This crusade was started by pope Innocent III and the king of France. French aristocrats from the north were told that they would have lands in the south if they participated in this holy war. Pope Innocent III started a crusade against other Christians!
Right. The Christian overlords of the county of Toulouse that is. They had done squat about the Catharism per se (other complaints were over how towns were electing Jews for public office, and how the local lords hired base and non-noble professional mercenaries for their military needs). A further accusation was that the knight who had ridden down and speared the Papal emissary at the ford across the Rhône by the major pilgrimage center of St. Gilles after negotiations had again broken down between the papacy and the count of Toulouse had carried out the count's orders. (No one really knows. The most probable culprit was apparently a knight part of the comtal household though. It might be possible he was trying to fulfill what he thought was his lord's wishes on his own initiative or something.)
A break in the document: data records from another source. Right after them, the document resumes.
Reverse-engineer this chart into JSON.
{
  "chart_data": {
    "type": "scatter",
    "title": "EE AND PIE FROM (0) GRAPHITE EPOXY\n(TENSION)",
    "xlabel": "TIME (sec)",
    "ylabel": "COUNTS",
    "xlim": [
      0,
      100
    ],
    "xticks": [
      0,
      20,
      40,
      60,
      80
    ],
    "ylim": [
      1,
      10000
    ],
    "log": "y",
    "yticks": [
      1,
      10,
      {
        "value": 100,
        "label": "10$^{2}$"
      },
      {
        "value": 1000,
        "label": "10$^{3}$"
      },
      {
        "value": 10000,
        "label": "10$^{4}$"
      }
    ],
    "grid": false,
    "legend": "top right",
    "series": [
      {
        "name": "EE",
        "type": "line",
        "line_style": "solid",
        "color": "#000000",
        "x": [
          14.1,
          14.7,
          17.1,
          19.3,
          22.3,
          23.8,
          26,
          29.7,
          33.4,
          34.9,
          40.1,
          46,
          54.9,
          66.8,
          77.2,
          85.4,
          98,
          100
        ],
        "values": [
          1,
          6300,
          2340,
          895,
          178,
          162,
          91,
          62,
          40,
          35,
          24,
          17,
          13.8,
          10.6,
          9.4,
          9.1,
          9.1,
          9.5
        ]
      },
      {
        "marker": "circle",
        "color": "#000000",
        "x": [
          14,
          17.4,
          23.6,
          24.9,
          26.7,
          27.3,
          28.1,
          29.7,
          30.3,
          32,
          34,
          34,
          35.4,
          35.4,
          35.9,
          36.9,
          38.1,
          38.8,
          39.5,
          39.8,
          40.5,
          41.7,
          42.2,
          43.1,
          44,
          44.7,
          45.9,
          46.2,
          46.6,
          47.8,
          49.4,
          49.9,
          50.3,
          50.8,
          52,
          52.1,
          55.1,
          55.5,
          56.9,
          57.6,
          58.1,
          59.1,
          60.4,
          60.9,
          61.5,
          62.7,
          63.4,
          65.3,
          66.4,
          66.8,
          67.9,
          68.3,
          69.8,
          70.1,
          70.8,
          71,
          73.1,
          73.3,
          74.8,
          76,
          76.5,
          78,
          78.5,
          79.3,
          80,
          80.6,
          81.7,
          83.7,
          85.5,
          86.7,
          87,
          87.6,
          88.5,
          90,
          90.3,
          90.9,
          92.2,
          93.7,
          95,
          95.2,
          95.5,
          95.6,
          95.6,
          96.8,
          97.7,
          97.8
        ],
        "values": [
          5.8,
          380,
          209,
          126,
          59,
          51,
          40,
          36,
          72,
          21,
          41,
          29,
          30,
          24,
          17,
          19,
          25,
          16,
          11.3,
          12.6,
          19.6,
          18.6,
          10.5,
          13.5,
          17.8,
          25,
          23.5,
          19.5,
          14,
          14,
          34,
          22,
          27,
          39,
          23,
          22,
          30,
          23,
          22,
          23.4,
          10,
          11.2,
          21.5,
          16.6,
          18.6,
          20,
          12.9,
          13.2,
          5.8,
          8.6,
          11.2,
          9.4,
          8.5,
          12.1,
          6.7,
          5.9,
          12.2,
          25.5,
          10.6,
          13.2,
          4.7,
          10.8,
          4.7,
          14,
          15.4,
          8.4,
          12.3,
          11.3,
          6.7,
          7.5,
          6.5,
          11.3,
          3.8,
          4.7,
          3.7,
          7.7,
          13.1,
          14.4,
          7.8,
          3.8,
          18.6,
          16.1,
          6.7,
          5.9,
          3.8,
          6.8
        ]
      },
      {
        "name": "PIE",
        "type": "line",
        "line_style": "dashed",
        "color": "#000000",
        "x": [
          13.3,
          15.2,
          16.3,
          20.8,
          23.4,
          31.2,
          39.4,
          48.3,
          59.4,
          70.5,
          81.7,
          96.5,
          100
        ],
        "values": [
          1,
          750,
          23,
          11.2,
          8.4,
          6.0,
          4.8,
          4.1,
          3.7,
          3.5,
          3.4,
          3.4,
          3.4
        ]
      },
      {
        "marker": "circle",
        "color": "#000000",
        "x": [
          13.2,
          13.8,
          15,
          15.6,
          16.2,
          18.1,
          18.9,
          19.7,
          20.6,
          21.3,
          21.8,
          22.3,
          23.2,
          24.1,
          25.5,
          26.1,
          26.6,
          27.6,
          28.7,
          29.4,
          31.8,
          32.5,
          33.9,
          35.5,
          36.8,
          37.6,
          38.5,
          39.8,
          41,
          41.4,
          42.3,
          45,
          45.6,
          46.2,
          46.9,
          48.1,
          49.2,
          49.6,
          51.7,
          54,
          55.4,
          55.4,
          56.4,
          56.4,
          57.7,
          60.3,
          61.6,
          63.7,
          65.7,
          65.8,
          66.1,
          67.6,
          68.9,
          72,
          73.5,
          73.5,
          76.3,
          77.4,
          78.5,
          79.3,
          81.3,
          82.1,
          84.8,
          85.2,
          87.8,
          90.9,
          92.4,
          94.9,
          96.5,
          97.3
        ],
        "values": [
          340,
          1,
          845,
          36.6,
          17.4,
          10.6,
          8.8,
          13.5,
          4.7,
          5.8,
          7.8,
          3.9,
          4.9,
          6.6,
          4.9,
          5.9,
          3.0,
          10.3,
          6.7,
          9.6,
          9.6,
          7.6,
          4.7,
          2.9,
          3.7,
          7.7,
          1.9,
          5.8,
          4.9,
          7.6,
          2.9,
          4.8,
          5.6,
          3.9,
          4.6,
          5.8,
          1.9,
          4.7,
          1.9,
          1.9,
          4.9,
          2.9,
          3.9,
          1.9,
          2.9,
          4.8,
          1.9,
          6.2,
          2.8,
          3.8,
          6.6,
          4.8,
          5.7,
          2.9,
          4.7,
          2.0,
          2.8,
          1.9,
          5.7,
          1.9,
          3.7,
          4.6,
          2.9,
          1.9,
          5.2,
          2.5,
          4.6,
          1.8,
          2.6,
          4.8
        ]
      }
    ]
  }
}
Point being that the crusade was a call to remove the temporal lords who in the eyes of the church had failed. The promise of land was not just compensation but a move to provide these lands with new, more religiously fervent, rulers. Something the king of France protested against, as something the Pope had no authority to decide. Add to this that the king of France actually point-blank refused to get involved. Some of his nobles went ahead on their own initiative, but the king himself made no move until the royal crusade of 1226, which was a rather different endeavour than the original crusade called by the Pope. And of course there had to be a new crusade because the southerners (Christians and Cathars) actually defeated the first Papal crusade, and sent it packing. (Even if it was only after some very long and hard fighting.)
The death toll in cathars is hard to gauge, but apart from some specific sieges early in the crusade, they weren't targeted nearly much as the temporal lords. After the first summer of crusading the military action for years mostly seems to have consisted of the new counts of Carcassonne (later also Toulouse), the Montforts, setting out to reduce a slew of castles whose lords had sworn him allegiance at sword-point, and then rebelled at first opportunity. They weren't Cathar either. The future saint Dominic was walking through the lands and pretty much concluding that crusade or no, the Cathars were mostly fine (he counted the number of weaving houses they operated in the towns), meaning his new mendicant order based in Prouilles had its work cut out for itself, trying to beat the Cathar Perfecti at their own game of exemplary, selfless and self-denying, life-styles. Success in that was what landed the Domenicans the job of forming the first inquisition, which was somewhat different from the imagery conjured up by the later Spanish inquisition.
After all, there were Cathars in southern France long after the crusades. And the real hotbed of Catharism was the North Italian city-states of the Lombard league anyway. Though of course, there the temporal rulers were allies of the Papacy, in rebellion against their overlord, the Emperor, which meant in order to deal with the heretics there the church proceeded with the more soft-touch options to gradually root it out. Afaik they did so with the compliance of the temporal lords though. Again this unlike what happened in southern France or to be precise the lands of the counts of Toulouse and his vassals (meaning the Imperial lands east of the Rhône were safe, as were the lands of the king of England to the west, and various major towns like Aragonese Montpellier or Papal Narbonne.)